Introduction Some patients with locally advanced cervical cancer (LACC) cannot undergo brachytherapy (BT). Possible treatment includes two-stage external beam radiotherapy (sequential boost - SEQ) or single-stage external beam radiotherapy (simultaneous integrated boost - SIB). The goal of this paper was to carry out dosimetric and radiobiological comparison of these techniques with respect to tumour and organs-at-risk (OARs) irradiation. Methods The anatomic data of six patients with LACC were used for this study. The single-stage SIB-VMAT (25, 27 or 30 fractions) and double-stage SEQ-VMAT (25 + 6 fractions) plans were developed to deliver EQD=50 Gy to the pelvic region and EQD=90 Gy to the tumour. The developed plans were compared with respect to an EQD dose delivered to a tumour and to the OARs, expected tumour control probability and normal tissue complications probability. Results The developed SIB-VMAT and SEQ-VMAT plans had physical coverage of the CTV tumours with more than 95% of the prescribed dose delivered to more than 95% of the volume.
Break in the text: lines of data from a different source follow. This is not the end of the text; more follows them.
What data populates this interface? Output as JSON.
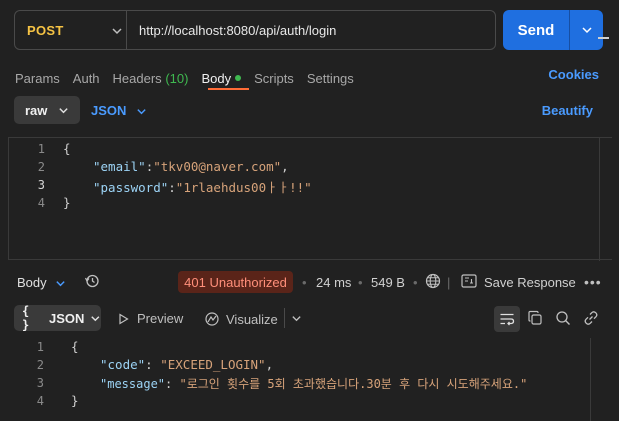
{
  "request": {
    "method": "POST",
    "url": "http://localhost:8080/api/auth/login",
    "send_label": "Send"
  },
  "tabs": [
    {
      "label": "Params"
    },
    {
      "label": "Auth"
    },
    {
      "label": "Headers",
      "count": "(10)"
    },
    {
      "label": "Body",
      "active": true
    },
    {
      "label": "Scripts"
    },
    {
      "label": "Settings"
    }
  ],
  "cookies_label": "Cookies",
  "body_mode": {
    "mode": "raw",
    "format": "JSON",
    "beautify_label": "Beautify"
  },
  "request_body": {
    "line_numbers": [
      "1",
      "2",
      "3",
      "4"
    ],
    "open": "{",
    "email_key": "\"email\"",
    "email_value": "\"tkv00@naver.com\"",
    "password_key": "\"password\"",
    "password_value": "\"1rlaehdus00ㅏㅏ!!\"",
    "close": "}"
  },
  "response": {
    "section_label": "Body",
    "status": "401 Unauthorized",
    "time": "24 ms",
    "size": "549 B",
    "save_label": "Save Response",
    "more_label": "•••",
    "view_mode": "JSON",
    "view_braces": "{ }",
    "preview_label": "Preview",
    "visualize_label": "Visualize",
    "status_color": "#ff8f7a"
  },
  "response_body": {
    "line_numbers": [
      "1",
      "2",
      "3",
      "4"
    ],
    "open": "{",
    "code_key": "\"code\"",
    "code_value": "\"EXCEED_LOGIN\"",
    "message_key": "\"message\"",
    "message_value": "\"로그인 횟수를 5회 초과했습니다.30분 후 다시 시도해주세요.\"",
    "close": "}"
  },
  "colors": {
    "accent": "#1f6fe0",
    "method": "#f6c344",
    "active_tab_underline": "#ff6c37",
    "link": "#4a9bff",
    "success_dot": "#3fb950"
  }
}
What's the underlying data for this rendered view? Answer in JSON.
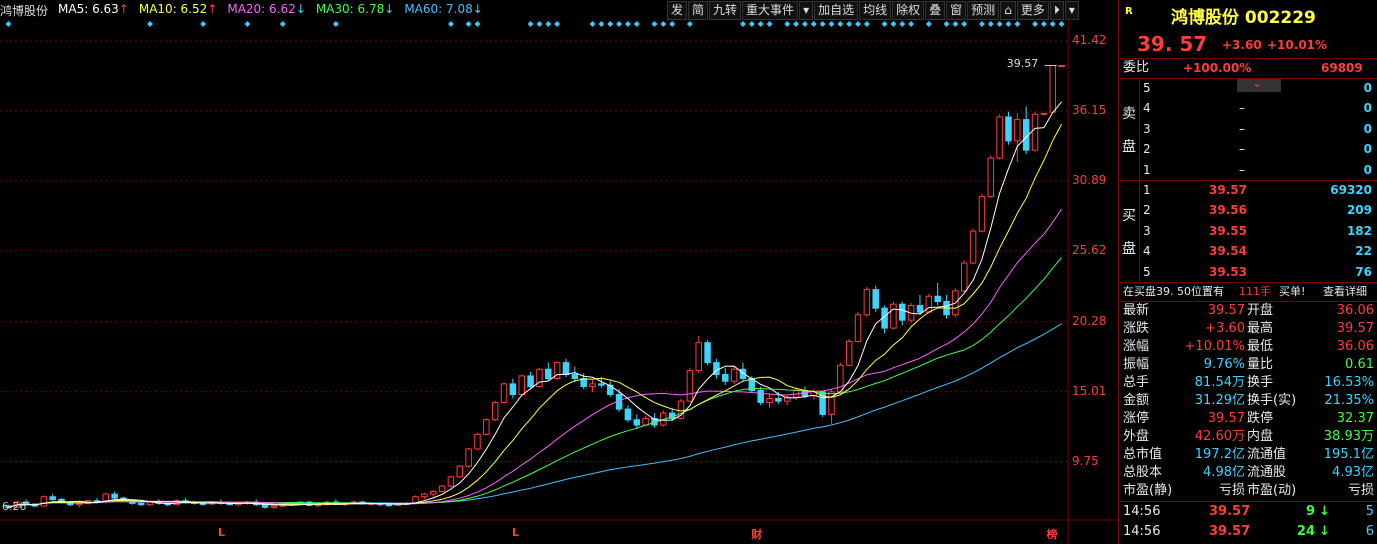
{
  "ma": {
    "stock": "鸿博股份",
    "ma5": {
      "label": "MA5: 6.63",
      "arrow": "↑",
      "color": "#ffffff"
    },
    "ma10": {
      "label": "MA10: 6.52",
      "arrow": "↑",
      "color": "#ffff40"
    },
    "ma20": {
      "label": "MA20: 6.62",
      "arrow": "↓",
      "color": "#ff60ff"
    },
    "ma30": {
      "label": "MA30: 6.78",
      "arrow": "↓",
      "color": "#40ff40"
    },
    "ma60": {
      "label": "MA60: 7.08",
      "arrow": "↓",
      "color": "#40c0ff"
    }
  },
  "toolbar": {
    "fa": "发",
    "jian": "简",
    "jiuzhuan": "九转",
    "events": "重大事件",
    "dropdown": "▾",
    "add": "加自选",
    "avg": "均线",
    "exright": "除权",
    "overlay": "叠",
    "window": "窗",
    "predict": "预测",
    "lock": "⌂",
    "more": "更多",
    "expand": "⏵",
    "dropdown2": "▾"
  },
  "axis": {
    "labels": [
      "41.42",
      "36.15",
      "30.89",
      "25.62",
      "20.28",
      "15.01",
      "9.75"
    ],
    "low_label": "6.26",
    "high_label": "39.57",
    "markers": [
      {
        "text": "L",
        "pos": 0.195
      },
      {
        "text": "L",
        "pos": 0.458
      },
      {
        "text": "财",
        "pos": 0.672
      },
      {
        "text": "榜",
        "pos": 0.936
      }
    ]
  },
  "chart_data": {
    "type": "candlestick",
    "ylim": [
      5.5,
      43.0
    ],
    "y_ticks": [
      41.42,
      36.15,
      30.89,
      25.62,
      20.28,
      15.01,
      9.75
    ],
    "n": 120,
    "candles": [
      [
        6.4,
        6.5,
        6.2,
        6.3
      ],
      [
        6.3,
        6.8,
        6.25,
        6.7
      ],
      [
        6.7,
        6.9,
        6.5,
        6.55
      ],
      [
        6.55,
        6.6,
        6.3,
        6.4
      ],
      [
        6.4,
        7.2,
        6.35,
        7.1
      ],
      [
        7.1,
        7.3,
        6.8,
        6.9
      ],
      [
        6.9,
        7.0,
        6.6,
        6.7
      ],
      [
        6.7,
        6.8,
        6.4,
        6.5
      ],
      [
        6.5,
        6.7,
        6.3,
        6.6
      ],
      [
        6.6,
        6.9,
        6.5,
        6.8
      ],
      [
        6.8,
        7.0,
        6.6,
        6.7
      ],
      [
        6.7,
        7.4,
        6.6,
        7.3
      ],
      [
        7.3,
        7.5,
        6.9,
        7.0
      ],
      [
        7.0,
        7.1,
        6.7,
        6.8
      ],
      [
        6.8,
        6.9,
        6.5,
        6.6
      ],
      [
        6.6,
        6.7,
        6.4,
        6.5
      ],
      [
        6.5,
        6.8,
        6.4,
        6.7
      ],
      [
        6.7,
        6.9,
        6.5,
        6.6
      ],
      [
        6.6,
        6.7,
        6.4,
        6.5
      ],
      [
        6.5,
        6.9,
        6.45,
        6.8
      ],
      [
        6.8,
        7.0,
        6.6,
        6.7
      ],
      [
        6.7,
        6.8,
        6.5,
        6.6
      ],
      [
        6.6,
        6.7,
        6.4,
        6.55
      ],
      [
        6.55,
        6.8,
        6.5,
        6.7
      ],
      [
        6.7,
        6.9,
        6.5,
        6.6
      ],
      [
        6.6,
        6.75,
        6.45,
        6.5
      ],
      [
        6.5,
        6.7,
        6.4,
        6.6
      ],
      [
        6.6,
        6.8,
        6.5,
        6.7
      ],
      [
        6.7,
        6.9,
        6.4,
        6.5
      ],
      [
        6.5,
        6.6,
        6.2,
        6.3
      ],
      [
        6.3,
        6.5,
        6.2,
        6.4
      ],
      [
        6.4,
        6.6,
        6.3,
        6.5
      ],
      [
        6.5,
        6.7,
        6.4,
        6.6
      ],
      [
        6.6,
        6.8,
        6.5,
        6.7
      ],
      [
        6.7,
        6.8,
        6.4,
        6.45
      ],
      [
        6.45,
        6.6,
        6.3,
        6.5
      ],
      [
        6.5,
        6.8,
        6.45,
        6.7
      ],
      [
        6.7,
        6.9,
        6.5,
        6.55
      ],
      [
        6.55,
        6.7,
        6.4,
        6.6
      ],
      [
        6.6,
        6.8,
        6.5,
        6.7
      ],
      [
        6.7,
        6.8,
        6.5,
        6.55
      ],
      [
        6.55,
        6.7,
        6.4,
        6.6
      ],
      [
        6.6,
        6.7,
        6.4,
        6.5
      ],
      [
        6.5,
        6.6,
        6.35,
        6.45
      ],
      [
        6.45,
        6.6,
        6.4,
        6.55
      ],
      [
        6.55,
        6.7,
        6.45,
        6.6
      ],
      [
        6.6,
        7.2,
        6.55,
        7.1
      ],
      [
        7.1,
        7.4,
        6.9,
        7.3
      ],
      [
        7.3,
        7.6,
        7.1,
        7.5
      ],
      [
        7.5,
        8.0,
        7.4,
        7.9
      ],
      [
        7.9,
        8.7,
        7.8,
        8.6
      ],
      [
        8.6,
        9.5,
        8.5,
        9.4
      ],
      [
        9.4,
        10.8,
        9.3,
        10.7
      ],
      [
        10.7,
        11.9,
        10.6,
        11.8
      ],
      [
        11.8,
        13.0,
        11.7,
        12.9
      ],
      [
        12.9,
        14.3,
        12.8,
        14.2
      ],
      [
        14.2,
        15.7,
        14.1,
        15.6
      ],
      [
        15.6,
        16.0,
        14.5,
        14.8
      ],
      [
        14.8,
        16.3,
        14.7,
        16.2
      ],
      [
        16.2,
        16.5,
        15.2,
        15.4
      ],
      [
        15.4,
        16.8,
        15.3,
        16.7
      ],
      [
        16.7,
        17.2,
        15.8,
        16.0
      ],
      [
        16.0,
        17.3,
        15.9,
        17.2
      ],
      [
        17.2,
        17.5,
        16.1,
        16.3
      ],
      [
        16.3,
        16.9,
        15.7,
        16.0
      ],
      [
        16.0,
        16.4,
        15.2,
        15.4
      ],
      [
        15.4,
        15.9,
        15.0,
        15.6
      ],
      [
        15.6,
        16.1,
        15.3,
        15.5
      ],
      [
        15.5,
        15.8,
        14.6,
        14.8
      ],
      [
        14.8,
        15.2,
        13.5,
        13.7
      ],
      [
        13.7,
        14.0,
        12.7,
        12.9
      ],
      [
        12.9,
        13.3,
        12.2,
        12.5
      ],
      [
        12.5,
        13.2,
        12.4,
        13.0
      ],
      [
        13.0,
        13.4,
        12.3,
        12.5
      ],
      [
        12.5,
        13.6,
        12.4,
        13.4
      ],
      [
        13.4,
        13.8,
        12.8,
        13.0
      ],
      [
        13.0,
        14.5,
        12.9,
        14.3
      ],
      [
        14.3,
        16.8,
        14.2,
        16.6
      ],
      [
        16.6,
        19.2,
        16.4,
        18.7
      ],
      [
        18.7,
        18.9,
        17.0,
        17.2
      ],
      [
        17.2,
        17.5,
        16.0,
        16.3
      ],
      [
        16.3,
        16.8,
        15.5,
        15.8
      ],
      [
        15.8,
        16.9,
        15.6,
        16.7
      ],
      [
        16.7,
        17.2,
        15.8,
        16.0
      ],
      [
        16.0,
        16.2,
        14.9,
        15.1
      ],
      [
        15.1,
        15.4,
        14.0,
        14.2
      ],
      [
        14.2,
        14.8,
        13.8,
        14.5
      ],
      [
        14.5,
        15.0,
        14.1,
        14.3
      ],
      [
        14.3,
        14.8,
        14.0,
        14.6
      ],
      [
        14.6,
        15.3,
        14.4,
        15.1
      ],
      [
        15.1,
        15.4,
        14.5,
        14.7
      ],
      [
        14.7,
        15.2,
        14.4,
        15.0
      ],
      [
        15.0,
        15.1,
        13.1,
        13.3
      ],
      [
        13.3,
        15.2,
        12.6,
        15.0
      ],
      [
        15.0,
        17.2,
        14.9,
        17.0
      ],
      [
        17.0,
        19.0,
        16.9,
        18.8
      ],
      [
        18.8,
        21.0,
        18.7,
        20.8
      ],
      [
        20.8,
        22.9,
        20.6,
        22.7
      ],
      [
        22.7,
        23.0,
        21.0,
        21.3
      ],
      [
        21.3,
        21.5,
        19.4,
        19.8
      ],
      [
        19.8,
        21.8,
        19.7,
        21.6
      ],
      [
        21.6,
        21.8,
        20.0,
        20.4
      ],
      [
        20.4,
        21.7,
        20.2,
        21.5
      ],
      [
        21.5,
        22.3,
        20.8,
        21.0
      ],
      [
        21.0,
        22.4,
        20.9,
        22.2
      ],
      [
        22.2,
        23.2,
        21.5,
        21.8
      ],
      [
        21.8,
        22.3,
        20.5,
        20.8
      ],
      [
        20.8,
        22.8,
        20.6,
        22.6
      ],
      [
        22.6,
        24.9,
        22.5,
        24.7
      ],
      [
        24.7,
        27.3,
        24.6,
        27.1
      ],
      [
        27.1,
        29.9,
        27.0,
        29.7
      ],
      [
        29.7,
        32.8,
        29.6,
        32.6
      ],
      [
        32.6,
        35.9,
        32.5,
        35.7
      ],
      [
        35.7,
        36.1,
        33.6,
        33.9
      ],
      [
        33.9,
        36.0,
        32.3,
        35.5
      ],
      [
        35.5,
        36.5,
        32.9,
        33.2
      ],
      [
        33.2,
        36.1,
        33.1,
        35.9
      ],
      [
        35.9,
        36.0,
        35.8,
        35.97
      ],
      [
        36.06,
        39.57,
        36.06,
        39.57
      ],
      [
        39.57,
        39.57,
        39.57,
        39.57
      ]
    ]
  },
  "panel": {
    "r_tag": "R",
    "title": "鸿博股份 002229",
    "price": "39. 57",
    "change": "+3.60",
    "pct": "+10.01%",
    "weibi_label": "委比",
    "weibi_pct": "+100.00%",
    "weibi_val": "69809",
    "sell_label1": "卖",
    "sell_label2": "盘",
    "buy_label1": "买",
    "buy_label2": "盘",
    "sells": [
      {
        "lv": "5",
        "price": "",
        "vol": "0"
      },
      {
        "lv": "4",
        "price": "–",
        "vol": "0"
      },
      {
        "lv": "3",
        "price": "–",
        "vol": "0"
      },
      {
        "lv": "2",
        "price": "–",
        "vol": "0"
      },
      {
        "lv": "1",
        "price": "–",
        "vol": "0"
      }
    ],
    "buys": [
      {
        "lv": "1",
        "price": "39.57",
        "vol": "69320"
      },
      {
        "lv": "2",
        "price": "39.56",
        "vol": "209"
      },
      {
        "lv": "3",
        "price": "39.55",
        "vol": "182"
      },
      {
        "lv": "4",
        "price": "39.54",
        "vol": "22"
      },
      {
        "lv": "5",
        "price": "39.53",
        "vol": "76"
      }
    ],
    "notice_pre": "在买盘39. 50位置有",
    "notice_num": "111手",
    "notice_post": "买单!",
    "notice_link": "查看详细",
    "stats": [
      {
        "k1": "最新",
        "v1": "39.57",
        "c1": "red",
        "k2": "开盘",
        "v2": "36.06",
        "c2": "red"
      },
      {
        "k1": "涨跌",
        "v1": "+3.60",
        "c1": "red",
        "k2": "最高",
        "v2": "39.57",
        "c2": "red"
      },
      {
        "k1": "涨幅",
        "v1": "+10.01%",
        "c1": "red",
        "k2": "最低",
        "v2": "36.06",
        "c2": "red"
      },
      {
        "k1": "振幅",
        "v1": "9.76%",
        "c1": "cyan",
        "k2": "量比",
        "v2": "0.61",
        "c2": "green"
      },
      {
        "k1": "总手",
        "v1": "81.54万",
        "c1": "cyan",
        "k2": "换手",
        "v2": "16.53%",
        "c2": "cyan"
      },
      {
        "k1": "金额",
        "v1": "31.29亿",
        "c1": "cyan",
        "k2": "换手(实)",
        "v2": "21.35%",
        "c2": "cyan"
      },
      {
        "k1": "涨停",
        "v1": "39.57",
        "c1": "red",
        "k2": "跌停",
        "v2": "32.37",
        "c2": "green"
      },
      {
        "k1": "外盘",
        "v1": "42.60万",
        "c1": "red",
        "k2": "内盘",
        "v2": "38.93万",
        "c2": "green"
      },
      {
        "k1": "总市值",
        "v1": "197.2亿",
        "c1": "cyan",
        "k2": "流通值",
        "v2": "195.1亿",
        "c2": "cyan"
      },
      {
        "k1": "总股本",
        "v1": "4.98亿",
        "c1": "cyan",
        "k2": "流通股",
        "v2": "4.93亿",
        "c2": "cyan"
      },
      {
        "k1": "市盈(静)",
        "v1": "亏损",
        "c1": "white",
        "k2": "市盈(动)",
        "v2": "亏损",
        "c2": "white"
      }
    ],
    "ticks": [
      {
        "time": "14:56",
        "price": "39.57",
        "vol": "9",
        "arrow": "↓",
        "n": "5"
      },
      {
        "time": "14:56",
        "price": "39.57",
        "vol": "24",
        "arrow": "↓",
        "n": "6"
      }
    ]
  }
}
The irradiation of the tumour for both SIB-VMAT and SEQ-VMAT has comparable EQD values close to 87-88 Gy. SIB-VMAT treatment plans provided lower levels of irradiation of OARs than SEQ-VMAT plans. The optimal number of fractions for SIB-VMAT was 27. Conclusion SIB-VMAT is a better treatment option for patients with LACC that are not eligible for BT. Results show that both SIB-VMAT and SEQ-VMAT allowed good coverage of the tumour and high-quality dose delivery. SIB-VMAT allowed minimising irradiation of OARs and shortening the overall treatment time by a week.
介绍
一些局部晚期宫颈癌(LACC)患者不能接受近距离放射治疗(BT)。可能的治疗方法包括两阶段外照射放疗(序贯增强 - SEQ)或单阶段外照射放疗(同时整合增强 - SIB)。本文的目的是对这些技术进行剂量学和放射生物学比较,以评估肿瘤和危及器官(OARs)的照射情况。
方法
本研究使用了 6 名 LACC 患者的解剖数据。为了向盆腔区域提供 EQD=50 Gy 和向肿瘤提供 EQD=90 Gy,开发了单阶段 SIB-VMAT(25、27 或 30 个分次)和双阶段 SEQ-VMAT(25+6 个分次)计划。从 EQD 剂量对肿瘤和 OARs 的照射、预期肿瘤控制概率和正常组织并发症概率方面对开发的计划进行了比较。
结果
开发的 SIB-VMAT 和 SEQ-VMAT 计划对 CTV 肿瘤具有物理覆盖,超过 95%的处方剂量输送到超过 95%的体积。对于 SIB-VMAT 和 SEQ-VMAT 两种治疗计划,肿瘤的照射都具有接近 87-88 Gy 的可比 EQD 值。SIB-VMAT 治疗计划对 OARs 的照射水平低于 SEQ-VMAT 计划。SIB-VMAT 的最佳分次数为 27。
结论
SIB-VMAT 是不适合 BT 的 LACC 患者的更好治疗选择。结果表明,SIB-VMAT 和 SEQ-VMAT 都可以很好地覆盖肿瘤,并提供高质量的剂量分布。SIB-VMAT 可以最大限度地减少 OARs 的照射,并通过一周的时间缩短总治疗时间。